Carlos Ceia, no E-Dicionário de Termos Literários, define deste modo «conto de fadas»: «o termo engloba uma variedade de narrativas, sobretudo histórias que por regra possuem elementos "atemporais" e que normalmente recorrem a heróis (ou heroínas) quase sempre jovens, corajosos e habilidosos que passam por aventuras estranhas, por vezes mágicas, que lhes servem de teste para um eventual destino feliz, e madrastas malévolas (ou padrastos) cuja função é dificultar‑lhes a vida ao longo da narrativa. Toda a história se desenrola no sentido de demonstrar um princípio moral que ou aparece em apêndice (como no caso dos contos de Perrault) ou é construído ao longo do texto (como no caso dos contos de Grimm).

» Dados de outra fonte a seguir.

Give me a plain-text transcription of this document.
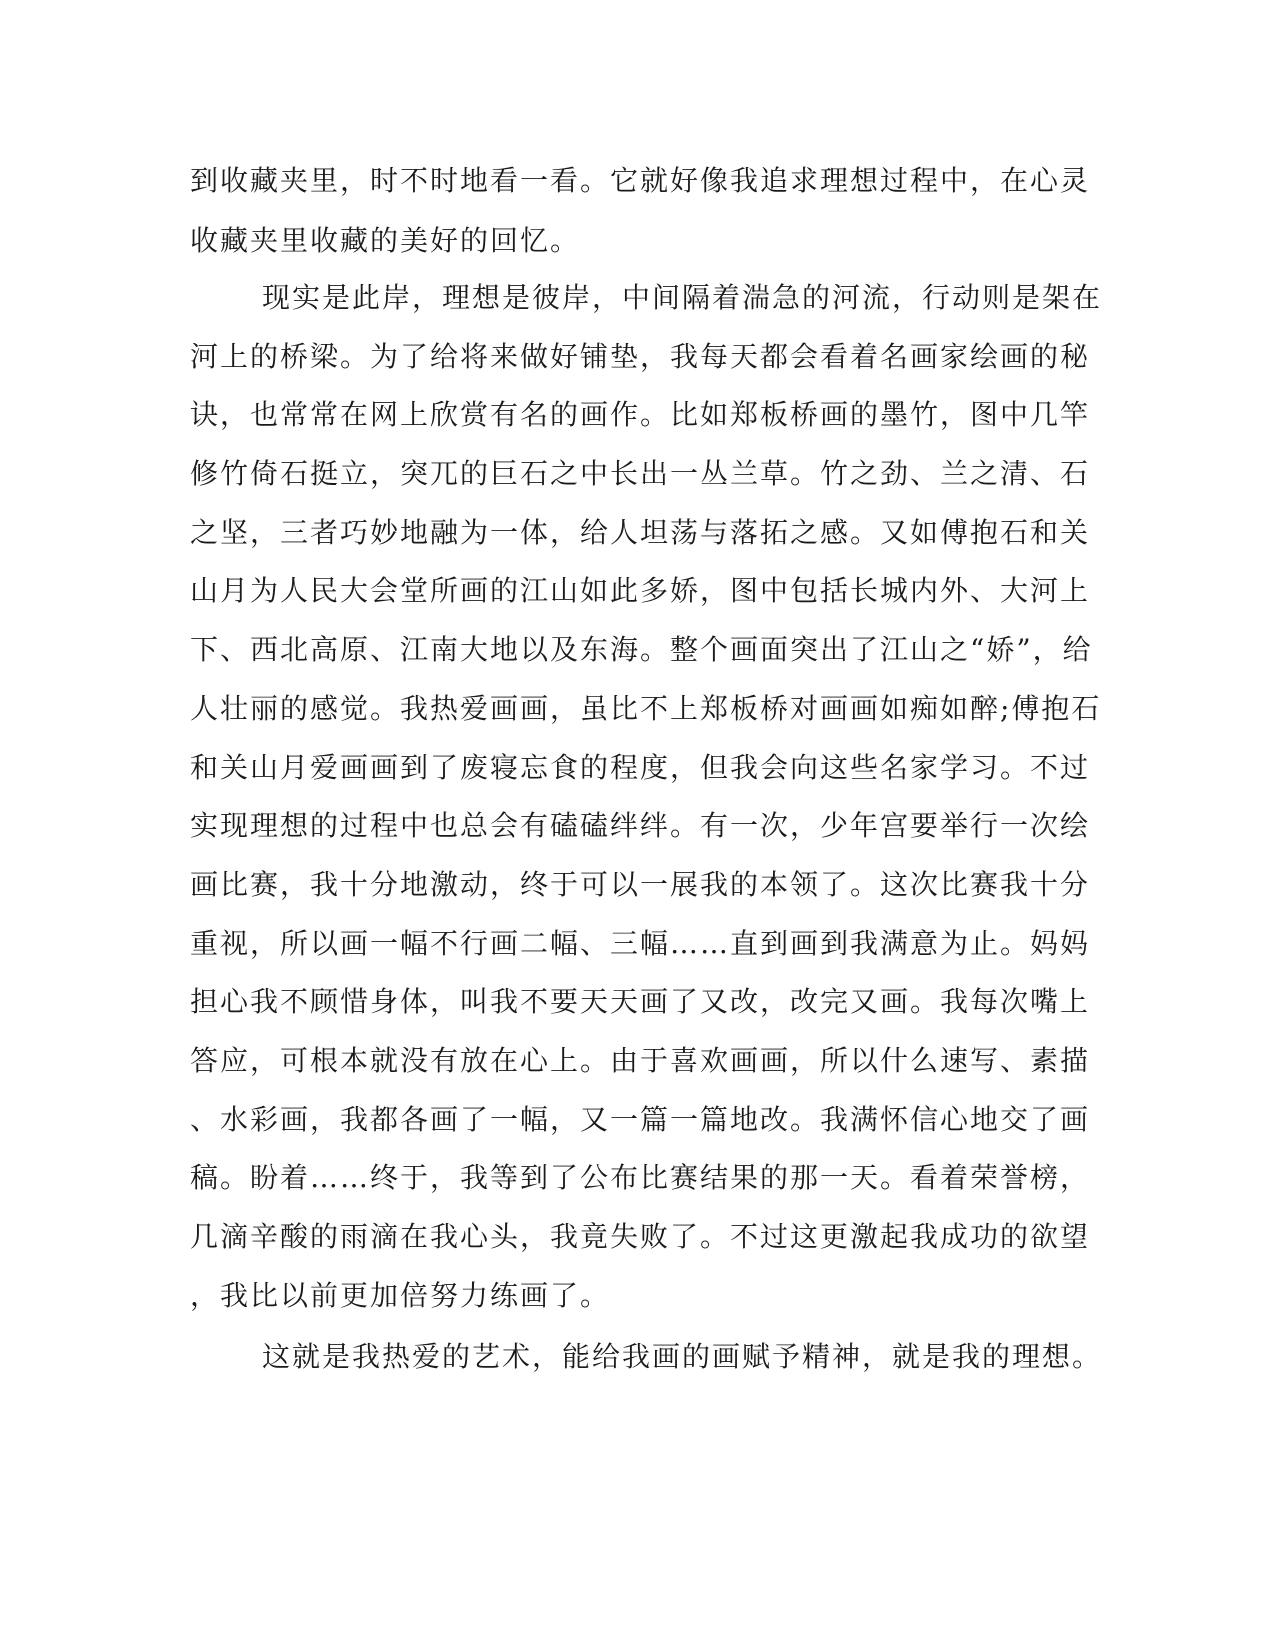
到收藏夹里，时不时地看一看。它就好像我追求理想过程中，在心灵
收藏夹里收藏的美好的回忆。
现实是此岸，理想是彼岸，中间隔着湍急的河流，行动则是架在
河上的桥梁。为了给将来做好铺垫，我每天都会看着名画家绘画的秘
诀，也常常在网上欣赏有名的画作。比如郑板桥画的墨竹，图中几竿
修竹倚石挺立，突兀的巨石之中长出一丛兰草。竹之劲、兰之清、石
之坚，三者巧妙地融为一体，给人坦荡与落拓之感。又如傅抱石和关
山月为人民大会堂所画的江山如此多娇，图中包括长城内外、大河上
下、西北高原、江南大地以及东海。整个画面突出了江山之“娇”，给
人壮丽的感觉。我热爱画画，虽比不上郑板桥对画画如痴如醉;傅抱石
和关山月爱画画到了废寝忘食的程度，但我会向这些名家学习。不过
实现理想的过程中也总会有磕磕绊绊。有一次，少年宫要举行一次绘
画比赛，我十分地激动，终于可以一展我的本领了。这次比赛我十分
重视，所以画一幅不行画二幅、三幅……直到画到我满意为止。妈妈
担心我不顾惜身体，叫我不要天天画了又改，改完又画。我每次嘴上
答应，可根本就没有放在心上。由于喜欢画画，所以什么速写、素描
、水彩画，我都各画了一幅，又一篇一篇地改。我满怀信心地交了画
稿。盼着……终于，我等到了公布比赛结果的那一天。看着荣誉榜，
几滴辛酸的雨滴在我心头，我竟失败了。不过这更激起我成功的欲望
，我比以前更加倍努力练画了。
这就是我热爱的艺术，能给我画的画赋予精神，就是我的理想。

Exemplos de histórias como estas encontram‑se em muitos países. Apesar das suas características ditas "universais", o conto de fadas tem sofrido alterações ao longo do tempo, de acordo com os gostos conscientes ou inconscientes de cada geração. Tal como o mito, também o conto de fadas apresenta seres e acontecimentos extraordinários, mas, em contrapartida e tal como a fábula, tende a desenrolar‑se num cenário temporal e geograficamente vago, iniciando‑se e terminando quase sempre da mesma forma: "Era uma vez…" e "Viveram felizes para sempre." Entre os muitos exemplos destacam‑se; "A Cinderela"; "A Branca de Neve e os Sete Anões"; "A Bela Adormecida"; "O Capuchinho Vermelho"; "João e o Feijoeiro Gigante", etc.»
Como se pode observar, o autor, para além dos contos de fadas, considera géneros como o mito ou as fábulas, mas não faz referência a «contos de encantar»1 como género literário.
Uma vez que o verbo encantar remete para sentidos relacionados com a magia, o feitiço, com o “ficar sob o efeito do maravilhoso, do mágico” (cf. Dicionário da Língua Portuguesa Contemporânea), poderemos aventar a hipótese de que a expressão «contos de encantar» seja utilizada com um sentido próximo do de «contos maravilhosos».
Em nome do Ciberdúvidas, agradeço e retribuo os votos de bom verão.
1. Preferimos aqui usar a designação «contos de encantar» em vez de «histórias de encantar» porque, a ser considerado, tratar-se-ia de um subgénero de conto.